085. Prunus domestica. Common prune, or plum tree.

Botanical name: 

085. Prunus domestica. 085. Prunus domestica. C. Also see 084. Prunus spinosa. Sloe tree.
Synonyma. Prunum gallicum. Pharm. Lond.
Prunus domestica. Gerard. Emac. p. 1497.
Prunus vulgaris. Park. Theat. p. 1512. In Raii Hist. p. 1526.
Prunus foliis serratis, hirsutis, ovato-lanceolatis, floribiis longe petiolatis. Hal. Stirp. Helv. n. 1079.
Ut Linnaeo videtur Prunus fructu parvo dulci atro-caeruleo. Tournef. Inst. p. 622.

Class Icosandria. Ord. Monogynia. Lin. Gen. Plant. 620.
Ess. Gen. Ch. Cal. 5-fidus, inferus. Petala 5. Drupae nux suturis prominulis.
Spec. Char. P. pedunculis subsolitariis, fol. lanceolato-ovatis convolutis, ramis muticis. Gemmae florifera aphyllae. Mur.

This species of Prunus grows much higher than the former; it is without spines, and covered with smooth bark of a dark brown colour: the leaves are oval, slightly indented at the edges, pointed, veined, of a pale green colour, and stand upon very short footstalks: the stipulae are oval, pointed, membranous, and placed in pairs at the base of the peduncles: the flowers are large, and surround the branches upon separate peduncles: the calyx is divided into five narrow concave segments, and beset on the inside with a number of glandular hairs: [See Withering, l. c.] the corolla consists of five roundish white petals: the filaments are more than twenty, tapering, inserted in the calyx, and furnished with reddish antherae: the germen is round, and supports a simple style, which is shorter than the filaments, and crowned with a globular stigma: the fruit is oblong, or egg-shaped, consisting of a sweet fleshy pulp, covered with a dark violet coloured pellicle, and including in the centre an almond-shaped nut, or stone. It is a native of Britain, and flowers in April and May.

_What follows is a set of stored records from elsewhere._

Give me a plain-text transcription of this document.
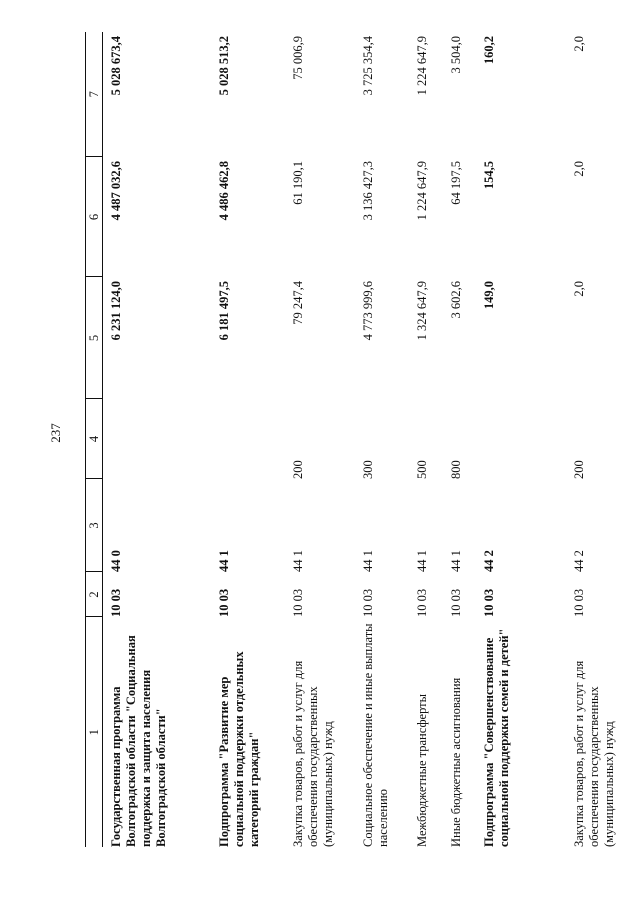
237
1	2	3	4	5	6	7
Государственная программа Волгоградской области "Социальная поддержка и защита населения Волгоградской области"	10 03	44 0		6 231 124,0	4 487 032,6	5 028 673,4
Подпрограмма "Развитие мер социальной поддержки отдельных категорий граждан"	10 03	44 1		6 181 497,5	4 486 462,8	5 028 513,2
Закупка товаров, работ и услуг для обеспечения государственных (муниципальных) нужд	10 03	44 1	200	79 247,4	61 190,1	75 006,9
Социальное обеспечение и иные выплаты населению	10 03	44 1	300	4 773 999,6	3 136 427,3	3 725 354,4
Межбюджетные трансферты	10 03	44 1	500	1 324 647,9	1 224 647,9	1 224 647,9
Иные бюджетные ассигнования	10 03	44 1	800	3 602,6	64 197,5	3 504,0
Подпрограмма "Совершенствование социальной поддержки семей и детей"	10 03	44 2		149,0	154,5	160,2
Закупка товаров, работ и услуг для обеспечения государственных (муниципальных) нужд	10 03	44 2	200	2,0	2,0	2,0
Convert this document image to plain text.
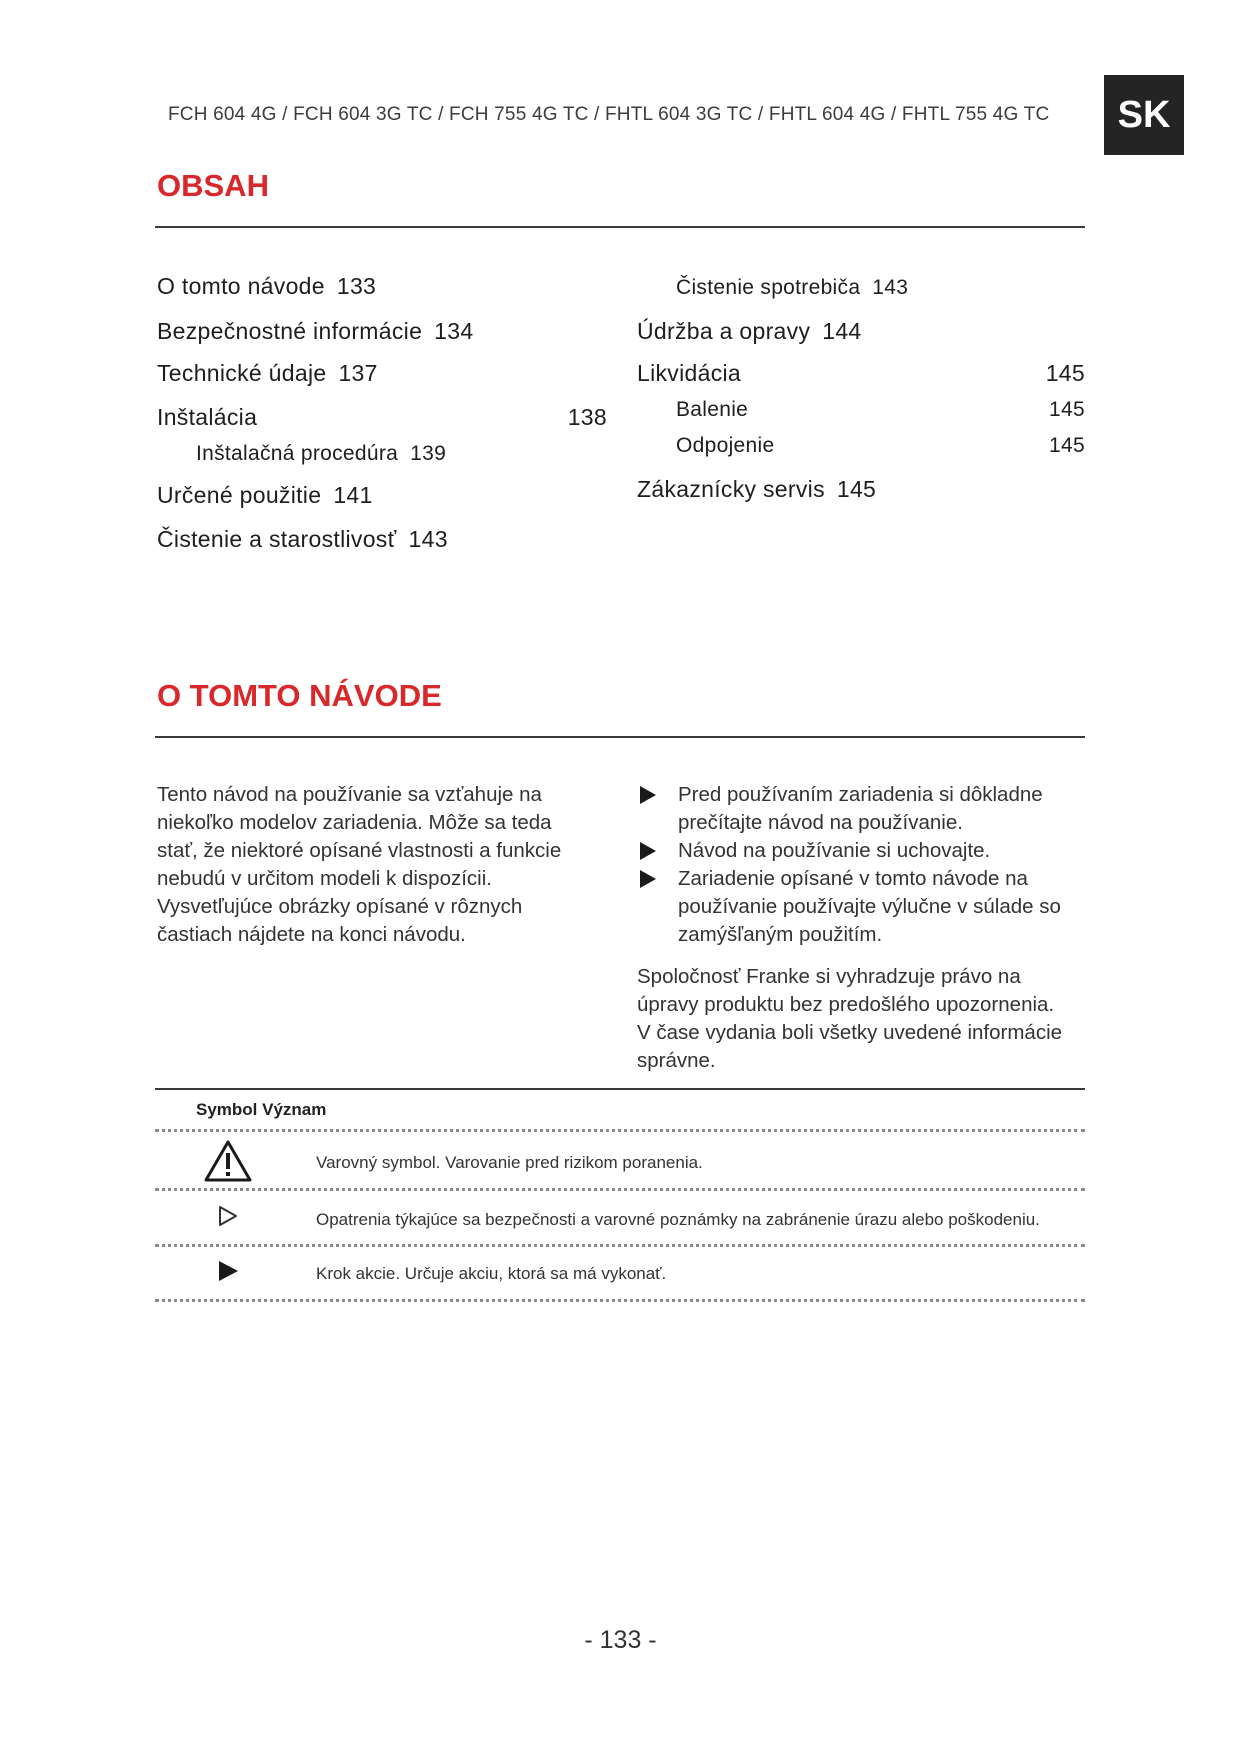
FCH 604 4G / FCH 604 3G TC / FCH 755 4G TC / FHTL 604 3G TC / FHTL 604 4G / FHTL 755 4G TC	SK
OBSAH
O tomto návode 133
Bezpečnostné informácie 134
Technické údaje 137
Inštalácia	138
Inštalačná procedúra 139
Určené použitie 141
Čistenie a starostlivosť 143
Čistenie spotrebiča 143
Údržba a opravy 144
Likvidácia	145
Balenie	145
Odpojenie	145
Zákaznícky servis 145
O TOMTO NÁVODE
Tento návod na používanie sa vzťahuje na
niekoľko modelov zariadenia. Môže sa teda
stať, že niektoré opísané vlastnosti a funkcie
nebudú v určitom modeli k dispozícii.
Vysvetľujúce obrázky opísané v rôznych
častiach nájdete na konci návodu.
Pred používaním zariadenia si dôkladne
prečítajte návod na používanie.
Návod na používanie si uchovajte.
Zariadenie opísané v tomto návode na
používanie používajte výlučne v súlade so
zamýšľaným použitím.
Spoločnosť Franke si vyhradzuje právo na
úpravy produktu bez predošlého upozornenia.
V čase vydania boli všetky uvedené informácie
správne.
Symbol Význam
Varovný symbol. Varovanie pred rizikom poranenia.
Opatrenia týkajúce sa bezpečnosti a varovné poznámky na zabránenie úrazu alebo poškodeniu.
Krok akcie. Určuje akciu, ktorá sa má vykonať.
- 133 -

Among the many varieties of plums [Du Hamel (Arbres fruit. T. 2. p. 65. sq.) describes forty-eight varieties: and Mayer (Pomona Francon. T. 1. p. 110.) makes them still more numerous. The original parent of these varieties is not yet satisfactorily ascertained.—J. Bauhin refers it to the Pruna cerea minora praecocia.] we find considerable difficulty in referring with sufficient accuracy to that called by the London College Prunum gallicum; it is therefore probable that some of the synonyma introduced above, are not in this respect so correctly applicable as they ought to be. [On this subject Professor Murray says, "Hisce Pharmacopoeia Londinensi duce intelligo vulgaria ista oblonga, profunde violacea, ubivis in hortis reperiunda, cui varietati non audeo in brevitate descriptionum adscribere nomen Bauhinianum vel Tournefortianum, nisi sit Pruna oblonga caerulea C. B. vel Pr. fructu oblongo coeruleo Tournef." App. Med. vol. iii. p. 230.] The Syrian Plums were much esteemed by the ancients, particularly a species which grew in the neighbourhood of Damascus, [See Dioscorides, (Lib. i. cap. 1. 174,) by whom the tree is called (greek), and the fruit (greek).] and hence a variety of this fruit is still known by the name of Pruna damascena. According to Pliny, [Hist. Nat. L. xv. cap. 13.] the tree was brought from Syria into Greece, and from thence into Italy, where its fruit is repeatedly noticed by the Latin poet. [It is also thus mentioned by Ovid: Prunaque, non solum nigro liventia succo, Verum etiam generosa, novasque imitantia ceras. Met. Lib. xiii. v. 818.]

All our garden plums are eaten at table, and when sufficiently ripe, and taken in a moderate quantity, prove a pleasant and wholesome food. But in an immature state, they are more liable to produce colicky pains, diarrhoea, or cholera, than any other fruit of this class; some attention to this circumstance is therefore always necessary. Considered medicinally, they are emollient, cooling, and laxative, especially the French prunes, which are imported here in their dried state from Marseilles; and though the laxative power of these is diminished by drying, yet it is observed by Dr. Cullen, that as they contain a great deal of the acid which they originally had, they have more effect in this way than the other dried fruits. [Mat. Med. vol. i. p. 254.] They are found to be peculiarly useful in costive habits, and are frequently ordered in decoction with senna or other purgatives. It is the pulp of this fruit which is directed in the Electuarium e Senna, or Lenitive electuary.